Hu and colleagues [1] have risen to the challenge of seeking to identify a prognostic and predictive marker of sensitivity to radiotherapy in breast cancer. Radiotherapy for patients with breast cancer improves local disease control, and relapse free and overall survival [2]. Like most therapies, this comes at the cost of some morbidity [2, 3], which is the driver for technical refinements in radiotherapy, including hypofractionation, partial breast radiation and intraoperative radiotherapy, with increasing use and development of radiotherapy predicted for the future [4]. There are significant benefits in targeting systemic breast cancer treatment, using, for example, oestrogen receptor (ER), or HER2 receptor expression. Transcriptome profiling may be used not only to categorise breast cancers, but in practice and randomised controlled trials to guide therapy [5]. In contrast, few inroads have been made into identifying prognostic or predictive biomarkers for radiotherapy in breast (or indeed any other) cancer [6].
Hu and colleagues [1] have made a bold attempt to address both biomarker questions in a single study. In 130 patient samples and 4 breast cell lines, they examined Holliday junction recognition protein (HJURP), required for centromere protein A (CENPA) localisation [7–9] and involved in repairing double-strand DNA breaks [10]. By protein (western blot) and mRNA level (which at least in cell lines correlated), HJURP expression was higher in cancers than normal tissues and was associated with poor prognostic features, including ER-negative, high grade and high Ki67 proliferation index cancers. Remarkably, HJURP, divided empirically into high, mid and low tertiles, was an independent prognostic variable for disease free and overall survival in 130 women with breast cancer and outperformed many conventional prognostic features. The prognostic hypothesis was tested and replicated on transcriptome data from five further publicly available data sets, confirming the association between high HJURP mRNA and prognosis. However, an independent association with radiotherapy outcomes as opposed to overall systemic outcomes (disease-free survival and overall survival) requires elucidation. Furthermore, questions regarding differing radio therapy regimens, breast conservation or mastectomy, extent of radiotherapy and differences in systemic therapy may all have a bearing on outcomes but were clearly beyond the remit of this study [1].

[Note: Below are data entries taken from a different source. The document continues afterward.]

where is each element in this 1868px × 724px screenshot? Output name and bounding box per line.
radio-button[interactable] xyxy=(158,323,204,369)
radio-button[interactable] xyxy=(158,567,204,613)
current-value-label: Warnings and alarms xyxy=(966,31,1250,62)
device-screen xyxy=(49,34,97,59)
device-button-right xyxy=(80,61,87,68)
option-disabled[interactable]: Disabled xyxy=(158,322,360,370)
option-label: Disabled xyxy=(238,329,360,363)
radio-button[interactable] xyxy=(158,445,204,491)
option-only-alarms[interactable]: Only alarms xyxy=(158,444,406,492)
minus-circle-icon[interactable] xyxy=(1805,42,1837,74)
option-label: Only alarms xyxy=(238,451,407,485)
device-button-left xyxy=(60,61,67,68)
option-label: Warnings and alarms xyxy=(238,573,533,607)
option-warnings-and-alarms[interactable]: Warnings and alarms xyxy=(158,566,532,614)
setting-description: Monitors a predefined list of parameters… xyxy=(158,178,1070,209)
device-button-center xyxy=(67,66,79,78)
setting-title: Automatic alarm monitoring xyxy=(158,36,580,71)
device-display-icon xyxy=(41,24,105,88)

The allied mechanistic questions examined in vitro showed two breast cancer cell lines with high HJURP were more sensitive to radiation (via apoptosis) than two immortal lines with low levels of HJURP; HJURP levels were associated with CENPA, and HJURP knockdown reduced sensitivity to radiation. Subgroup analyses noted patients with high tumour HJURP given radiotherapy had a better disease-free survival than those who did not receive radiotherapy, suggesting the cell line studies were clinically relevant. Is HJURP the driving force for radiation sensitivity, or does it reflect another aspect of tumour pathobiology? If radiation sensitivity is related to the role of HJURP in DNA damage repair, cells with higher HJURP should show enhanced repair and, therefore, radiation resistance, contrary to the data obtained. On the other hand, both HJURP and CENPA are cell cycle regulated to achieve their functions in chromosome segregation [8, 9] and proliferating cells are generally radiosensitive compared to non-proliferating cells. HJURP may simply reflect proliferation, evidenced by the reduced proliferation in the HJURP knockdown cells, which become radioresistant. However, that HJURP is associated with radiation response suggests levels of HJURP are ineffective for repair, and the cells lack other repair pathways. Increased HJURP may therefore result from failed attempts to repair ongoing damage. Alternatively, increased HJURP may indicate a block in cell cycle at a stage that is susceptible to radiotherapy, leading to hyper-activation of HJURP (and CENPA). Indeed, proliferation itself (measured by Ki67) is not a strong pretreatment indicator of response, whereas mitosis shows a significant association with chemo/radiotherapy outcome [11]. Thus, HJURP may act as a predictive marker because of its dual roles in accurate chromosome segregation during mitosis and in DNA repair and may represent the first example of this class of predictive biomarkers.
Regardless of the mechanism(s) involved, the prognostic potential will require testing in large randomised clinical trials of radiotherapy [3, 12]. However, in most clinical and trials settings, formalin fixed paraffin embedded tissues may be the sole tissue resource available and while mRNA analyses are possible on such material, immunohistochemistry delineating the cell distribution of HJURP protein (cancer cell or stroma, tumour periphery, heterogeneous or homogeneous distribution) may be helpful. In trials, patient variables are balanced and should provide the potential to address the issue of sensitivity to radiation. A role for HJURP in normal (breast) tissues may also predict which patients might show increased sensitivity to radiotherapy and so indicate patients who would get excessive early or late radiotherapy effects [13].
While the data presented here [1] are inevitably preliminary, the ability to predict tumour sensitivity to radiotherapy in a way analogous to ER or HER2 is an intriguing prospect.